Inhabitants of North Mountain, at head of Muddy Creek, petition for road from Ephraim Love's to the road from South Branch to Swift Run Gap: Ephraim Love, John Herdman, Jeremiah Hanason, Aaron Oliver, Thomas Campbell, Robert Pattison, John Slaven, Patrick Black, Robert Rallstone, John Negarry, Tomes Shanklin, John Taler, Daniel Harrison, John Foolton, Jesse Harrison, Patrick Cain.
Page 350.--5th June, 1762. John McGarry and Sarah ( ) to James Greer, farmer, power of attorney to recover a patent for the land John 401 now lives on and convey same to Archibald Hopkins. Teste: Ephraim Love and John Hopkins. Page 352.--17th September, 1763. John Megarry and Sarah by James Greer, attorney, to Archibald Hopkins (John, formerly of Augusta, but now of North Carolina), 40, 170 acres on Muddy Creek on a line of Pincher's old place. Teste: John Archer, Wm. Hyde. Delivered to Thomas Hopkins, the grandson of grantee, who produced the original patent for the same lands in testimony of his right to have the same as per receipt filed with the deeds of this same date, 19th January, 1814. (Receipt says Thomas is entitled to the land by devise from Archibald, his grandfather.)
Page 82.--20th March, 1759. Robert Ralston and Martha (her mark) to Thomas Campbell, 6, 40 acres on a branch of North River called Muddy Creek. Teste: Ephraim Love, James Bruster, Jno. Davison. Delivered: Archibald Hopkins, March. 1763.
Page 772.--4th September, 1764. Thomas O'Neal to Archibald (Ersbald) Hopkins, 4, 27 acres on a branch of Muddy Creek; corner Wood's land. Teste: Ephraim Love, Jno. Hopkins, Geo. Baxter.

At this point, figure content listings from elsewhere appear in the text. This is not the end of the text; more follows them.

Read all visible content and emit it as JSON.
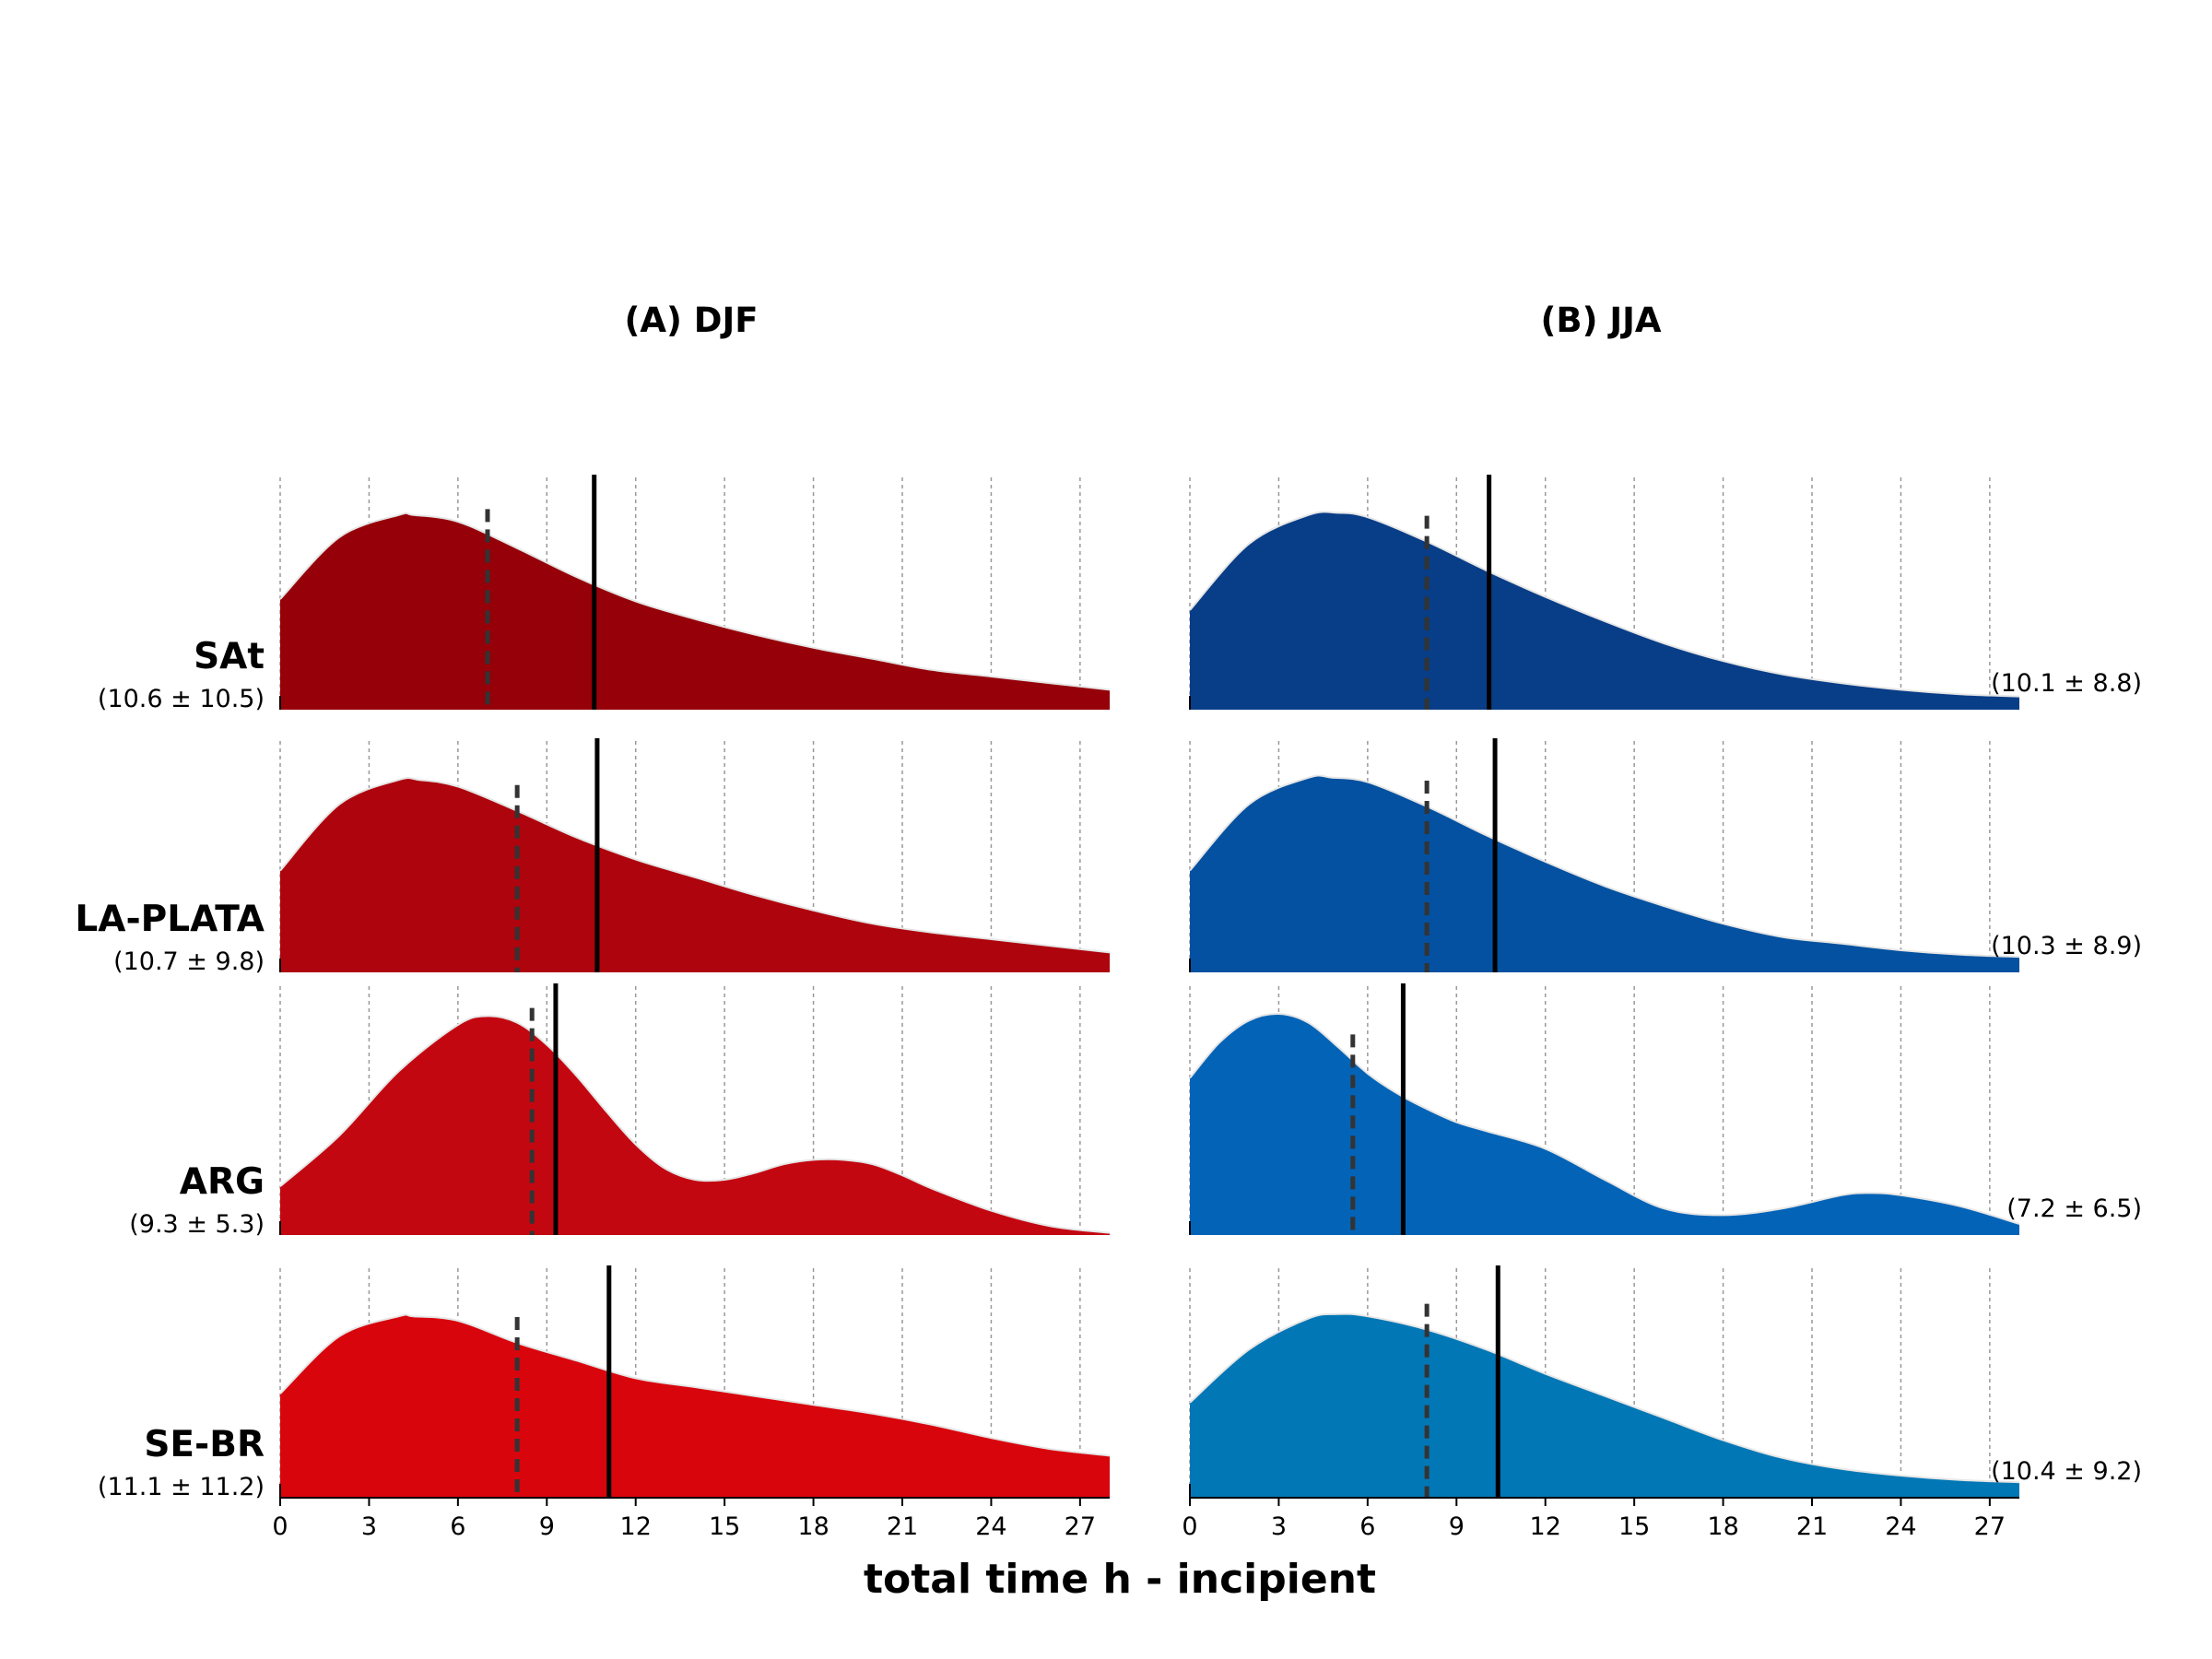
{
  "chart_data": {
    "type": "area",
    "xlabel": "total time h - incipient",
    "xlim": [
      0,
      28
    ],
    "xticks": [
      0,
      3,
      6,
      9,
      12,
      15,
      18,
      21,
      24,
      27
    ],
    "grid": "vertical dashed",
    "line_styles": {
      "dashed": "median",
      "solid": "mean"
    },
    "panels": [
      {
        "title": "(A) DJF",
        "stat_position": "left",
        "rows": [
          {
            "region": "SAt",
            "stats": "(10.6 ± 10.5)",
            "color": "#960009",
            "mean": 10.6,
            "median": 7.0,
            "density": {
              "x": [
                0,
                2,
                4,
                4.5,
                6,
                8,
                10,
                12,
                14,
                16,
                18,
                20,
                22,
                24,
                26,
                28
              ],
              "y": [
                0.5,
                0.78,
                0.88,
                0.88,
                0.85,
                0.73,
                0.6,
                0.49,
                0.41,
                0.34,
                0.28,
                0.23,
                0.18,
                0.15,
                0.12,
                0.09
              ]
            }
          },
          {
            "region": "LA-PLATA",
            "stats": "(10.7 ± 9.8)",
            "color": "#ae040d",
            "mean": 10.7,
            "median": 8.0,
            "density": {
              "x": [
                0,
                2,
                4,
                4.7,
                6,
                8,
                10,
                12,
                14,
                16,
                18,
                20,
                22,
                24,
                26,
                28
              ],
              "y": [
                0.46,
                0.76,
                0.87,
                0.87,
                0.84,
                0.73,
                0.61,
                0.51,
                0.43,
                0.35,
                0.28,
                0.22,
                0.18,
                0.15,
                0.12,
                0.09
              ]
            }
          },
          {
            "region": "ARG",
            "stats": "(9.3 ± 5.3)",
            "color": "#c30711",
            "mean": 9.3,
            "median": 8.5,
            "density": {
              "x": [
                0,
                2,
                4,
                6,
                7,
                8,
                9,
                10,
                11,
                12,
                13,
                14,
                15,
                16,
                17,
                18,
                19,
                20,
                21,
                22,
                24,
                26,
                28
              ],
              "y": [
                0.22,
                0.45,
                0.74,
                0.95,
                0.99,
                0.96,
                0.86,
                0.72,
                0.56,
                0.41,
                0.3,
                0.25,
                0.25,
                0.28,
                0.32,
                0.34,
                0.34,
                0.32,
                0.27,
                0.21,
                0.11,
                0.04,
                0.01
              ]
            }
          },
          {
            "region": "SE-BR",
            "stats": "(11.1 ± 11.2)",
            "color": "#d8050d",
            "mean": 11.1,
            "median": 8.0,
            "density": {
              "x": [
                0,
                2,
                4,
                4.5,
                6,
                8,
                10,
                12,
                14,
                16,
                18,
                20,
                22,
                24,
                26,
                28
              ],
              "y": [
                0.47,
                0.73,
                0.82,
                0.82,
                0.8,
                0.7,
                0.62,
                0.54,
                0.5,
                0.46,
                0.42,
                0.38,
                0.33,
                0.27,
                0.22,
                0.19
              ]
            }
          }
        ]
      },
      {
        "title": "(B) JJA",
        "stat_position": "right",
        "rows": [
          {
            "region": "SAt",
            "stats": "(10.1 ± 8.8)",
            "color": "#083d87",
            "mean": 10.1,
            "median": 8.0,
            "density": {
              "x": [
                0,
                2,
                4,
                5,
                6,
                8,
                10,
                12,
                14,
                16,
                18,
                20,
                22,
                24,
                26,
                28
              ],
              "y": [
                0.45,
                0.75,
                0.88,
                0.89,
                0.87,
                0.76,
                0.63,
                0.51,
                0.4,
                0.3,
                0.22,
                0.16,
                0.12,
                0.09,
                0.07,
                0.06
              ]
            }
          },
          {
            "region": "LA-PLATA",
            "stats": "(10.3 ± 8.9)",
            "color": "#0351a0",
            "mean": 10.3,
            "median": 8.0,
            "density": {
              "x": [
                0,
                2,
                4,
                4.8,
                6,
                8,
                10,
                12,
                14,
                16,
                18,
                20,
                22,
                24,
                26,
                28
              ],
              "y": [
                0.46,
                0.76,
                0.88,
                0.88,
                0.86,
                0.75,
                0.62,
                0.5,
                0.39,
                0.3,
                0.22,
                0.16,
                0.13,
                0.1,
                0.08,
                0.07
              ]
            }
          },
          {
            "region": "ARG",
            "stats": "(7.2 ± 6.5)",
            "color": "#0263b7",
            "mean": 7.2,
            "median": 5.5,
            "density": {
              "x": [
                0,
                1,
                2,
                3,
                4,
                5,
                6,
                7,
                8,
                9,
                10,
                12,
                14,
                16,
                18,
                20,
                22,
                23,
                24,
                26,
                28
              ],
              "y": [
                0.71,
                0.87,
                0.97,
                1.0,
                0.96,
                0.85,
                0.73,
                0.64,
                0.57,
                0.51,
                0.47,
                0.39,
                0.25,
                0.12,
                0.09,
                0.12,
                0.18,
                0.19,
                0.18,
                0.13,
                0.05
              ]
            }
          },
          {
            "region": "SE-BR",
            "stats": "(10.4 ± 9.2)",
            "color": "#0277b6",
            "mean": 10.4,
            "median": 8.0,
            "density": {
              "x": [
                0,
                2,
                4,
                5,
                6,
                8,
                10,
                12,
                14,
                16,
                18,
                20,
                22,
                24,
                26,
                28
              ],
              "y": [
                0.43,
                0.67,
                0.81,
                0.83,
                0.82,
                0.76,
                0.67,
                0.56,
                0.46,
                0.36,
                0.26,
                0.18,
                0.13,
                0.1,
                0.08,
                0.07
              ]
            }
          }
        ]
      }
    ]
  }
}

Page 443.--17th June, 1771. Ephraim Love to John Hopkins, on head branches of Muddy Creek, part of tract whereon said Love now lives. Teste: Silas Hart, Daniel Smith, Jno. Grattan, Jno. Steed, Jno. Gorden.
Muddy Creek comes off of the Dry River at about Rushville just west of Harrisonburg. The creek crosses Route No. 33 at Hinton moving north it goes through Mount Clinton to Stutz Mill and ends just past the intersection of Route 442 (Sparkling Springs and Singers Glen) at Route No. 777 (Well Hallow).